制限回転軸の三世代型機体。持ち前の単騎飛行能力と制限回転軸の相性が絶妙に悪く広く安く売り払われた。

後に人間骨格だけでなく仮想的な龍の骨格なども参考にした改訂版がリリース。しかしその後すぐ第四世代型へ移行。


・蒼白

破壊された蒼龍と白龍をジャンクのように繋ぎ合わせた機体。使える部分だけ使用している為、一機のみであるが、蒼龍に比べて80%、白龍に比べて90%程の性能を維持している。


・トライピーク

一般に使われる反抗側の機体。

総機体数は200。というのも元々は採掘用のマニュピレータ付きのロボットであり、開拓者は日常に親しみ深い。

また、そのため空を制する力は存在しない。

牽引用の射出ワイヤークローが両肩にあり、それで危険な作業をこなす。

武装はロングセラーの通常兵器の横流し。

特別なのは採掘用の、杭と共に爆薬を打ち込んで内部破壊を狙う炸裂式採掘重機。使う機会はあまり無いが、当たりさえすれば理論上性能差を覆せるため、若者がよく使う。


・揚星航行艦「ヴィーヴル.IV」

星に揚がる艦。
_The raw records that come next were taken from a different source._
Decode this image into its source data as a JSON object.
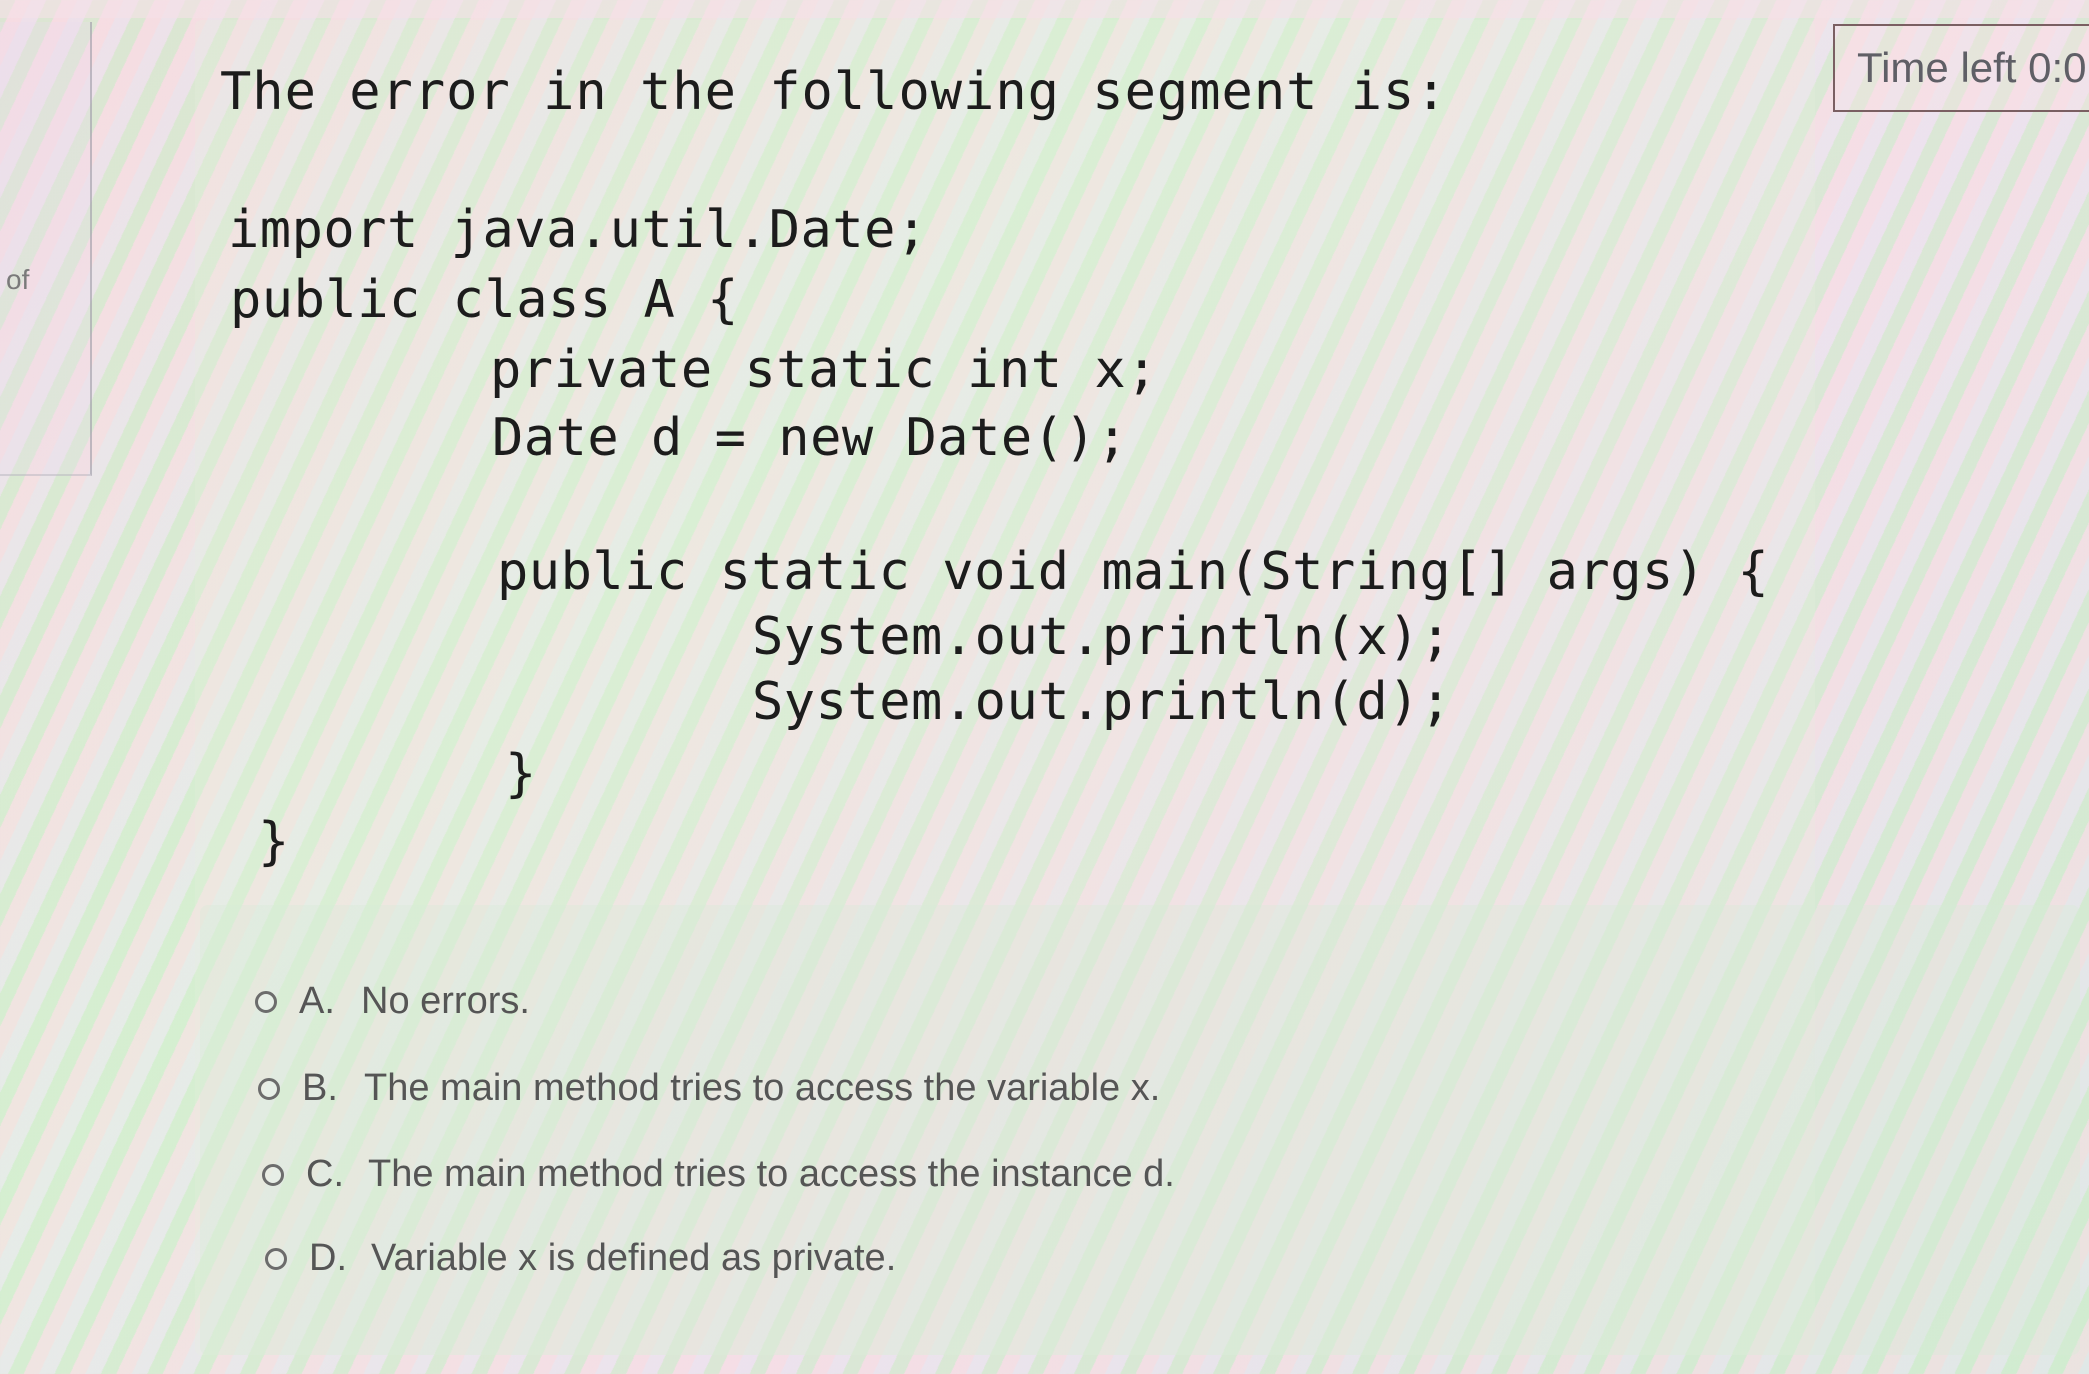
{
  "sidebar": {
    "page_of_label": "of"
  },
  "timer": {
    "label": "Time left 0:0"
  },
  "question": {
    "prompt": "The error in the following segment is:",
    "code_lines": [
      "import java.util.Date;",
      "public class A {",
      "private static int x;",
      "Date d = new Date();",
      "public static void main(String[] args) {",
      "System.out.println(x);",
      "System.out.println(d);",
      "}",
      "}"
    ]
  },
  "options": [
    {
      "letter": "A.",
      "text": "No errors.",
      "selected": false
    },
    {
      "letter": "B.",
      "text": "The main method tries to access the variable x.",
      "selected": false
    },
    {
      "letter": "C.",
      "text": "The main method tries to access the instance d.",
      "selected": false
    },
    {
      "letter": "D.",
      "text": "Variable x is defined as private.",
      "selected": false
    }
  ]
}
意味、運用は揚陸艦の拡大解釈。

素早く大気圏下に突入し、制空権を確保しながらメカニックを射出し一撃離脱することを目的としている。

後下部に帰還用の分離コンテナが存在し、作戦終了後は大気圏外から切り離して降下する。

ブロック方式で、艦の上部にコンテナや航行用スペースが集中し、底面方にカタパルトとそれに隣接する機体の整備用ドッグや船外活動用の底面搬入口に繋がる機密扉が集中している。


・アギト

採掘洞窟を基礎に、迷路のような形になった要塞。

唯一の入り口が龍の顎の形をしているので、そう言われている。

歯の部分などの刺々しいところが、機体の収納弁となっており、敵対者の攻撃を防御しながら死角を増やし囲んで叩く。ふくろだたき


・個人シャトル

キューレルの乗るシャトル。短機での大気圏脱出能力、宙間航行能力、大気圏突入能力を備える高性能機。それでいて燃費がいいので多くの物を運ぶことができるのだ。

キューレルのような星をまたにかける商人(ポーター)はこのようなシャトルを個人で利用できる程度の成功と、社会的信用を持ち合わせる稀有な人物でもある。

底面天井にそれぞれ固定用のアームとアームを移動できるレールがあり、無重力下で荷物を固定する。

荷を搬入出する時は天井底面残して横側だけ倒れ開く。

開いた部分にもレールが走っているのでそのまま外部に出せる。

【あらすじ】

宇宙に進出した人類が国という手段を捨て幾星霜。渡航技術の頭打ちによって人類は太陽系圏内に収まりつつも、より大規模な活動を行っている。

太陽系外縁の採掘惑星M18では、惑星を経済惑星へと変化させる「リ・フォーマット」の是非について、惑星所有者と開拓採掘者の間で激しい対立が行われている。

フォーマットされ経済活動用に調整された惑星に開拓者の居場所はないためだ。ラウはそうした開拓者の扱いに憤慨する一人である

その最中惑星から降下したPMCヴィーヴル所属の機体「蒼龍」とそのパイロット「リー」は単身で反対運動者の立てこもる要塞アギトの指令中枢へ突撃をかける。

戦闘によって傷を負いつつも、指令中枢へと到着したヴィーヴルが突き付けたのは、銃でなく最終勧告であった。

フォーマットはつつがなく行われる。激怒した基地司令は、リーを捕らえ、パイロットと避難民を回収するための星外脱出艇に乗り込み、リーを派遣したPMCの四番艦に乗り込み戦闘を仕掛ける。

一方、フォーマットが避けられない事を知り、基地司令が無謀を行おうと考えていることを悟ったラウは、捕縛されたリーを開放し共に星外脱出を目指す。そんな中、二人の目の前にラウと懇意にする露天商が手を貸す。

ラウ達が急行する中で戦闘は既に始まっていた。艦内の為武装を振るえないPMCの機体に対し、反抗勢力は二機掛かりで攻撃する。追い詰められるPMCを救ったのはラウとリーの乗る二機であった。戦いは終結する。

やはり、開拓者で反抗勢力の一味であるラウは拘束され次なる採掘惑星へと送られることになる。ラウは露天商キューレルの誘いを断り、リーとキューレルと共に星が終わる様を見る。